What data is in focus?

Personal information, customer data, user data, access data and also payment data are particularly interesting for attackers. As already pointed out, criminal hackers use QR codes to direct users to fraudulent websites. If the user name and password are entered there, they are also known to the cybercriminals. If the victims additionally enter payment information, this information also falls into the hands of the cybercriminals.

Where can you be confronted with quishing in everyday life?

Basically everywhere. The use and acceptance of QR codes is increasing significantly. Because they can be used easily, quickly and contactless, more and more companies are opting to use QR codes. The method is also becoming steadily more popular on the user side. More and more people know how to use them and scan the codes to retrieve offers, contact data, journey planning information, current notices, timetables or the like. Criminal hackers are taking advantage of this. Even if conventional phishing e-mails or smishing (phishing via SMS) are still more widespread at present, quishing is a growing threat.

The BSI (German Federal Office for Information Security) is currently warning against this type of attack because, for one thing, the URL behind QR codes is difficult for employees to recognize. For another, spam filters already recognize a large number of phishing emails today, but QR codes still pose challenges for the filters. IT security solutions scan attachments and URLs to filter out phishing emails. However, a QR code is often perceived as a harmless image file and thus overcomes the protective measures.

Practical example:

Currently, “quishing” is taking place in the name of Microsoft – specifically the cloud service Microsoft 365. In a first step, user data is accessed. In the second step, the affected users are then redirected to a fake, but very real-looking login page for Microsoft 365. Access data is then intercepted here and used for further cyber attacks.

How can you protect yourself from quishing?
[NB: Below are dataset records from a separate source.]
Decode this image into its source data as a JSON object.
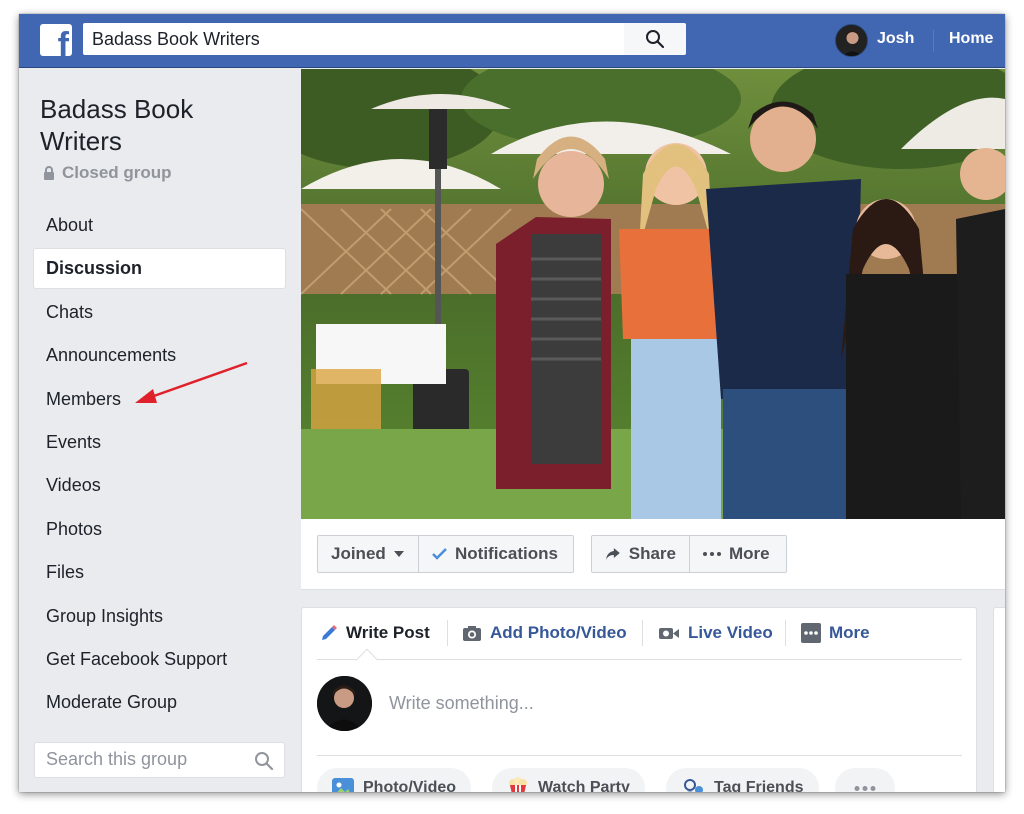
{
  "topbar": {
    "search_value": "Badass Book Writers",
    "user_name": "Josh",
    "home_label": "Home",
    "brand_color": "#4267b2"
  },
  "group": {
    "title_line1": "Badass Book",
    "title_line2": "Writers",
    "privacy": "Closed group"
  },
  "sidebar": {
    "items": [
      {
        "label": "About"
      },
      {
        "label": "Discussion",
        "active": true
      },
      {
        "label": "Chats"
      },
      {
        "label": "Announcements"
      },
      {
        "label": "Members"
      },
      {
        "label": "Events"
      },
      {
        "label": "Videos"
      },
      {
        "label": "Photos"
      },
      {
        "label": "Files"
      },
      {
        "label": "Group Insights"
      },
      {
        "label": "Get Facebook Support"
      },
      {
        "label": "Moderate Group"
      }
    ],
    "search_placeholder": "Search this group"
  },
  "actions": {
    "joined": "Joined",
    "notifications": "Notifications",
    "share": "Share",
    "more": "More"
  },
  "composer": {
    "tabs": [
      "Write Post",
      "Add Photo/Video",
      "Live Video",
      "More"
    ],
    "placeholder": "Write something...",
    "pills": [
      "Photo/Video",
      "Watch Party",
      "Tag Friends"
    ]
  },
  "annotation": {
    "color": "#e0202a"
  }
}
  • Do not scan QR codes that appear in emails from unknown or untrusted senders.
  • Use a QR scanner that shows you which page you will be redirected to. Nowadays, a QR scanner is built into the cameras of all popular smartphones. It will show you which URL you will be redirected to. Click only on the pages you trust.
  • Be suspicious if a known contact suddenly sends you a QR code in an email without explanation when this was never the case before. Picking up the phone and making a quick call will help clarify.
  • If you are unsure, you can also open the relevant website separately in the browser and follow the prompts there instead of scanning the QR code. This way, you check the authenticity of the message and are definitely on the safe side.

 Our tip:

Smartphones are part of everyday working life for many people. Whether you have a company smartphone or use your private smartphone for work – the security standards for mobile devices must be defined and made accessible to all employees. It must be clearly regulated for which purposes the smartphone may be used. In addition, the smartphone must comply with current security standards. Important security updates must always be carried out promptly and 2-factor or multi-factor authentication should be used if this is sensible and possible.